Recent events have made me realize that my children will never truly have the same freedom as their white peers. For example, I now have to tell my teenage boys they cannot wear hooded sweatshirts in public outside of the house. I have also had to tell them they can’t wear bandanas to hold their sweat back off their foreheads. The simple fact is it’s too dangerous for them to wear these clothing articles. Other (white) people can wear them without consequences, but young black men can’t. This one particular conversation with my boys made me realize that they are in fact not biracial. They don’t have the privileges allotted to me, such as simply getting dressed without thinking about it. They can’t do what I can do without consequence. For them, getting dressed could be a life or death decision – literally. They have to walk a very thin line of social acceptance not only within one race, but two races. They are young black men. They will always be viewed by society as black men. My role in their lives is irrelevant; they will always have to justify their existence in that one box, or a class of society, or a racial group. They will have to do this just because one white woman fell in love with one black man and wasn’t afraid of the world and the world’s views.

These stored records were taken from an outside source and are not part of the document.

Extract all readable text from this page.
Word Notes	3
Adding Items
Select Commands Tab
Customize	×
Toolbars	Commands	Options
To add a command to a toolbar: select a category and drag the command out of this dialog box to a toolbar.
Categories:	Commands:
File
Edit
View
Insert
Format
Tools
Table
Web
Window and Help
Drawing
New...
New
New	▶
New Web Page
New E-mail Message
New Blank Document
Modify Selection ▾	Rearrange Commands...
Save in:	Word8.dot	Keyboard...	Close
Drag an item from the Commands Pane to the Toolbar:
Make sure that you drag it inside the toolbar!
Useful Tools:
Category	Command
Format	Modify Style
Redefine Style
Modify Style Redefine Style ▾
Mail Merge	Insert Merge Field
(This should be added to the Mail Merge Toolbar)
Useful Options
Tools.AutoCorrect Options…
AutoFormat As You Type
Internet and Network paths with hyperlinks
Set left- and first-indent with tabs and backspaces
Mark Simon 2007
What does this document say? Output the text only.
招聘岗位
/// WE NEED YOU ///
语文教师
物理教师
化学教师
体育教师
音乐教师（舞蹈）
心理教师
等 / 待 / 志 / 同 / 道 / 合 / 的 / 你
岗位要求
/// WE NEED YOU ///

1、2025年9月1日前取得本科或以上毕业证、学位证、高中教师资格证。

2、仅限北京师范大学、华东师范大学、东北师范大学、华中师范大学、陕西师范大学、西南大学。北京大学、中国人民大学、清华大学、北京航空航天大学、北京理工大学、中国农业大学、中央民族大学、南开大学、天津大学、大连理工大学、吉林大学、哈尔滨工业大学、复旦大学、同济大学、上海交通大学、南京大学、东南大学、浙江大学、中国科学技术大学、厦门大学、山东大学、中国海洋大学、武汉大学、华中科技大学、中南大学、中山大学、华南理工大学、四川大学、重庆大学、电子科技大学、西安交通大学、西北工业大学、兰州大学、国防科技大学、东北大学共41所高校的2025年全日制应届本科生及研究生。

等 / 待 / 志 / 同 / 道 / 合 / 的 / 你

Moving forward, I have been lucky enough to realize my own subconscious racial bias. Now that it’s forefront, I have acknowledged it, accepted it, and am moving past it. I am making better decisions within my family and personally to learn and grow. A part of that growth for me is education and awareness. Who would have thought that a middle-class white girl who was raised unjaded by her family, who grew up to marry and have a family with a black man, was racially biased? Not me. But a part of writing this article is to bring awareness that it happens. If you are in a similar situation, maybe it’s happened to you also. Nothing about my bias is malicious. It’s just that I’ve seen the inequality in life, and I didn’t want my children to be treated that way. My personal social circle consists of beautiful people and friends from the past and present, who are in my life because of character, not color. For our family, character counts. I acknowledge that is not the case everywhere. So, I am taking ownership of my feelings and beliefs, and moving on.
So, I am happy, flawed, and married to a wonderful black man. I have three wonderful young black male children, one gorgeous young black female child, and I love them. I will never stop loving them. I will never stop wanting them to be happy, healthy, and productive members of society, and I will never stop telling them they CAN do anything, because I believe that. And no matter what race, religion, country, or nationality you are, one thing I am sure is universal; nothing can stop a mother’s love.